Patients need to be aware of the employment-related impact of allogeneic blood and marrow transplants, with a study by haematologists in NSW showing it was associated with a fall in work status and in household income.

A survey of 441 transplant recipients revealed full time employment rates slumped from 64.6% before treatment to 32.2% after treatment.

Participation in any work – including full time, part time or casual – dropped from 84.2% before treatment to 57.8% after treatment.

Retirement rates increased from 5.4% to 18.8% with most (65.8%) reporting they had retired due to ill health.

Other people not identifying as retired were also not working due to ill health.

Researcher Professor Ian Kerridge, from the University of Sydney, told the limbic the most significant determinants of changes to work status were age and developing chronic graft versus host disease (cGVHD).

“So transplantation is definitely associated with a big financial hit and it’s much higher than I think anybody anticipated. And the other thing is about 50-60% of people get cGVHD and they are in trouble.”

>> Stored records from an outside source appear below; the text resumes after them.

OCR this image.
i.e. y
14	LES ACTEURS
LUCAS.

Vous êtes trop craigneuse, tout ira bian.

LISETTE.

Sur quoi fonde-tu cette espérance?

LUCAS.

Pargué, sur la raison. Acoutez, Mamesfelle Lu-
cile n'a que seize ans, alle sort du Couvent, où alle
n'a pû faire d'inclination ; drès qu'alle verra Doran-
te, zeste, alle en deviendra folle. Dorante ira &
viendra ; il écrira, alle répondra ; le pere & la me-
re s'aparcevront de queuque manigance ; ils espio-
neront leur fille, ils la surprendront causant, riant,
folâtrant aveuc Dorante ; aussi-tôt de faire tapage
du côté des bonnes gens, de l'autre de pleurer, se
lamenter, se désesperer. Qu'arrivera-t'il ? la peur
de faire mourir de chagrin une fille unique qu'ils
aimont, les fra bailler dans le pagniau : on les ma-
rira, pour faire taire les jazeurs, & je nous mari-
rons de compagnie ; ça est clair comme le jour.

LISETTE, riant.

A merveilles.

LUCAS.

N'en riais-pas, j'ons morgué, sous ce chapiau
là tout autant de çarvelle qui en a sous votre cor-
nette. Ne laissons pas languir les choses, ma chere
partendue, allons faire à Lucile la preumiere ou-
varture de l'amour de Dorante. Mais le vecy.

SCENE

For those still working, there were significant changes to the type of work people did after their treatment. Reasons given for not returning to their previous field of work included physical limitations, concern about health risks in the workplace, and psychological, emotional or cognitive limitations.

Participants also reported a wide range of concerns including workplace discrimination, forced redundancy, employers concerns about liability, exhausting their sick leave, unsatisfactory redeployments and re-allocation of hours or shifts.

Not surprisingly, the number of people in the lowest household income group (<$40,000) increased with treatment from 20.7% to 36.3% and those with the highest level of household income (>$80,000) pre-treatment dropped from 46.1% to 34.4%.

“We demonstrate that survival is associated with significant and substantial reductions in full time employment, any paid employment and in household income compared with the general population,” the study said.

Professor Kerridge said it was not reasonable to tell patients the risk of biological side effects and not prepare them for the financial and social hit they may experience.

“Concentrating on the likelihood of getting mouth ulcers and diarrhea and not telling somebody they are going to be unemployed makes no sense. It’s a profound change to people’s lives.”

“We now know that there is a financial cost of illness and treatment and we need to tell people routinely when they and their families clearly need to know. If families are going to have a severely compromised lifestyle, they need to know as well.”

He admitted such conversations required a cultural change for medical professionals.

“It’s never been part of the medical communication with patients; it’s never been part of the information disclosure. Where it is possible to give accurate information and to give nuanced patient-centric information then we should.”

Very few patients (2.4%) received any counselling regarding their legal rights to employment.